When you are on the way to court with your adversary, settle your differences quickly. Otherwise, your accuser may hand you over to the judge, who will hand you over to an officer, and you will be thrown into prison. And if that happens, you surely won’t be free again until you have paid the last penny.
You have heard the commandment that says, ‘You must not commit adultery.’ But I say, anyone who even looks at a woman with lust has already committed adultery with her in his heart. So if your eye—even your good eye—causes you to lust, gouge it out and throw it away. It is better for you to lose one part of your body than for your whole body to be thrown into hell. And if your hand—even your stronger hand—causes you to sin, cut it off and throw it away. It is better for you to lose one part of your body than for your whole body to be thrown into hell.
You have heard the law that says, ‘A man can divorce his wife by merely giving her a written notice of divorce.’ But I say that a man who divorces his wife, unless she has been unfaithful, causes her to commit adultery. And anyone who marries a divorced woman also commits adultery.”

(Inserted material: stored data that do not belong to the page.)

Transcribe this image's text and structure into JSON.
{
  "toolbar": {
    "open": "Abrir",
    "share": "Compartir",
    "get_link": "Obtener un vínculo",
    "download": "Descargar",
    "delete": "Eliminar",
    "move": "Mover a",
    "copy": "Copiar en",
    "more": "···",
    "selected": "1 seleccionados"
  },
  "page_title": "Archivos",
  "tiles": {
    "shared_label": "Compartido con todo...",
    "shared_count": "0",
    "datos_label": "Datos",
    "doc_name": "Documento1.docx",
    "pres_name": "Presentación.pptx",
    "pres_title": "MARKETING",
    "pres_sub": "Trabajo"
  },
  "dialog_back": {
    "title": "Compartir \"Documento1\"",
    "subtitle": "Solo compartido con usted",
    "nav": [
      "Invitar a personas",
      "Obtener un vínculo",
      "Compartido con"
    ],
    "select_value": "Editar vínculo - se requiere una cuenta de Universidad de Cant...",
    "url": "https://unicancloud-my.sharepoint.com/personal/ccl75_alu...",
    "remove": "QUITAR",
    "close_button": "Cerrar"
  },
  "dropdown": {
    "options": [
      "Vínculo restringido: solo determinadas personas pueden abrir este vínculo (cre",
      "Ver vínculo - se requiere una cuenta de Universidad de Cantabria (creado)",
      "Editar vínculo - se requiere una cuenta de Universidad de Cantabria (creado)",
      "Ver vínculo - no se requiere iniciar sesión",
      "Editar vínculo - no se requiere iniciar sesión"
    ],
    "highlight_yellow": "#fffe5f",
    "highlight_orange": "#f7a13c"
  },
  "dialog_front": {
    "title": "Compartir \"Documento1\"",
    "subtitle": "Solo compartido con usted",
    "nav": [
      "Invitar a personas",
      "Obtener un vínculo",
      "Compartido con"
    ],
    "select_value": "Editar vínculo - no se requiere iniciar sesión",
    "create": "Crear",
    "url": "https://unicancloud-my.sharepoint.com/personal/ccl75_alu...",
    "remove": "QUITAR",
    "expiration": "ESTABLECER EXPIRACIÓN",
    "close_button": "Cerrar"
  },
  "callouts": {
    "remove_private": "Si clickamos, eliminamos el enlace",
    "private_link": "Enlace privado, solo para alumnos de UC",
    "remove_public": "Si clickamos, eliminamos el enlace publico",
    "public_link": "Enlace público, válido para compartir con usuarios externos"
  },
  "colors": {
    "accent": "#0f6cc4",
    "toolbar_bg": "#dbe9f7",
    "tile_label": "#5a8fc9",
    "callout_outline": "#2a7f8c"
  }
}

Interesting that this is our Red Letter Year reading on the same day my other post is about God not being about rules the way religion is. I promise I didn’t plan that out. I wrote the other one first before even looking at today’s passage (probably should cross check beforehand next time). But perhaps it is fitting because this passage has been overused quite a bit in the rule production racket. The last one here on divorce has especially been used against people when they are already suffering. Hard to imagine Jesus wanting us to use his teaching to kick a person while they’re down. So what are we to do with these commands?
I find it interesting that very conservative, religious folks want to post copies of the Ten Commandments all over the place. I never hear of anyone wanting to post The Sermon on the Mount up instead. I think that’s because the Ten Commandments come off as kind of easy. Don’t kill anyone? Okay, I can do that. Don’t steal? Got it. Don’t bear false witness? You mean like officially, don’t say untrue things that get people in legal trouble? Sure, I can handle that. I’m not saying I have kept them all perfectly my whole life, but I probably have good stretches where none of the Ten gets broken. You probably do better than me.

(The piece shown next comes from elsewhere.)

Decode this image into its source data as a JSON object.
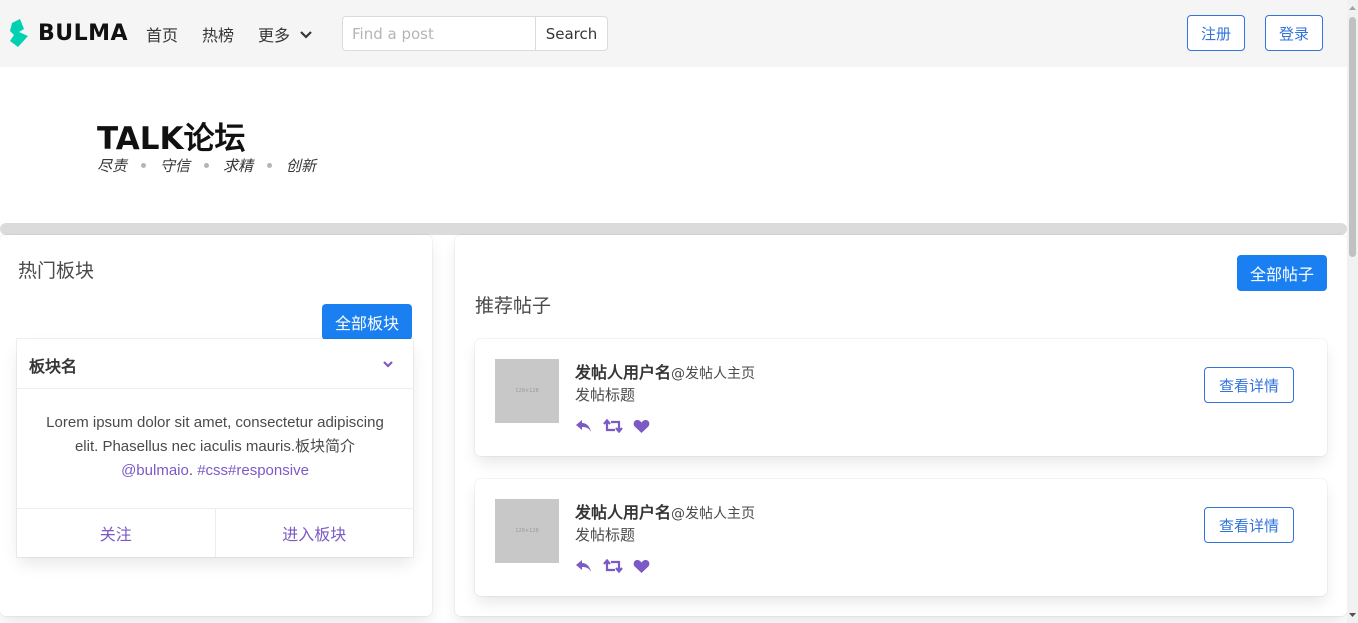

But this stuff, what Jesus says here? No way. I can’t do this stuff. It’s March Madness, I know for a fact before it’s over, some ref is getting called names by me (whether out loud or in my head – same thing, Jesus goes inside the head!). Gouging out eyes and cutting off hands? What? And that’s just the point Jesus is making. We reduce the commands of God to things we can keep ourselves. We often apply uneven standards, harder on some, easier on others, but for the most part we interpret them in ways that guarantee we can adhere to them. So Jesus explains just how far we really are from keeping them at all, how utterly dependent we are on him to save us from our sinful condition and enable us to obey God in a real, meaningful way. We want to make it so we aren’t dependent on the Holy Spirit to obey, but Jesus won’t let us have that because He knows our own efforts at making an keeping laws always end up in slavery and suffering. Only obedience on his terms leads to freedom and joy.